Human Rights Watch said it was set to release a report Tuesday that “documents how Egyptian police and army methodically opened fire with live ammunition on crowds of demonstrators” after the Muslim Brotherhood president Mohamed Morsi was forced to step down in a regime change demanded by the Egyptian people.
Roth said from Cairo via Twitter that the “Rabaa massacre numbers rank with Tiananmen and Andijan,” but Egypt “wouldn’t let me in to present a report on it.”
Human Rights Watch has claimed that 1,150 Egyptians were killed between the months of July and August during what they deemed to be “demonstrations.”
HRW has been accused of heavy selection bias, particularly against the State of Israel. The founder of Human Rights Watch, Robert L. Bernstein, wrote a scathing critique of his own organization’s biases in a New York Times op-ed:
The region [Middle East] is populated by authoritarian regimes with appalling human rights records.
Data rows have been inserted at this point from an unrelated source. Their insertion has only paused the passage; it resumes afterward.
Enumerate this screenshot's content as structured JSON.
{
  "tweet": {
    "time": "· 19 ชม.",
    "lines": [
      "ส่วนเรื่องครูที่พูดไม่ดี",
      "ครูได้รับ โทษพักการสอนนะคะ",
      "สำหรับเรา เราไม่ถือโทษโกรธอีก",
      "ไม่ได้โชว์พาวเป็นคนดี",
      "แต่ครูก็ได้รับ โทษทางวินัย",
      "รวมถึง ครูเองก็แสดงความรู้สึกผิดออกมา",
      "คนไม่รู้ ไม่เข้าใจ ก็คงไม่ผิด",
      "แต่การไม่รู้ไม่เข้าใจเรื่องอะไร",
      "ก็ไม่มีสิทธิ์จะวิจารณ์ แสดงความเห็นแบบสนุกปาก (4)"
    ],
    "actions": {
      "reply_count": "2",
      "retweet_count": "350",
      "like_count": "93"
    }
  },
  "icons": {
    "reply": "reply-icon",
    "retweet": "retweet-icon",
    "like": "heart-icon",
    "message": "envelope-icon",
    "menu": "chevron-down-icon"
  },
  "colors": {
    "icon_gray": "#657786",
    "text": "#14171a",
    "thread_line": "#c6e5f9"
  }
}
Yet in recent years Human Rights Watch has written far more condemnations of Israel for violations of international law than of any other country in the region.
Meanwhile, the Arab and Iranian regimes rule over some 350 million people, and most remain brutal, closed and autocratic, permitting little or no internal dissent. The plight of their citizens who would most benefit from the kind of attention a large and well-financed international human rights organization can provide is being ignored as Human Rights Watch’s Middle East division prepares report after report on Israel.
HRW’s Exec Director Ken Roth has been accused of being more of an ideologue than an actual expert on Middle East regional matters. His failure to draw the connections between Hezbollah, Syria, and Iran during the 2006 Hezbollah-Israel war made some pundits question whether Roth was simply an intellectual lightweight driving home his particular one-size-fits-all worldview. Roth has also been accused of rationalizing the recent kidnapping by Muslim Brotherhood Hamas terrorists and subsequent murder of three Israeli teens because according to him, they were attending school in an “illegal settlement.”
The NGO watchdog NGO Monitor examined HRW’s report on Israel’s war against radical terror group Hezbollah. NGO Monitor found that HRW had been engaged in an “obsessive focus” in criticism of Israel during the 2006 war, publishing almost one article per day condemning the Jewish State.
Whitson is known for her harsh criticism of Israel, seemingly placing blame on the Jewish state for the problems in the greater Middle East region. She was also a classmate of President Obama at Harvard Law School. During a fifteen minute speech on her findings in the Middle East, she spent almost four minutes talking about Israel’s “violations” while only mentioning Hamas and Hezbollah for a combined 12 seconds. Whitson had previously been a member of the American-Arab Antidiscrimination Committee, known for its support of Palestinian terrorism during the Second Intifada.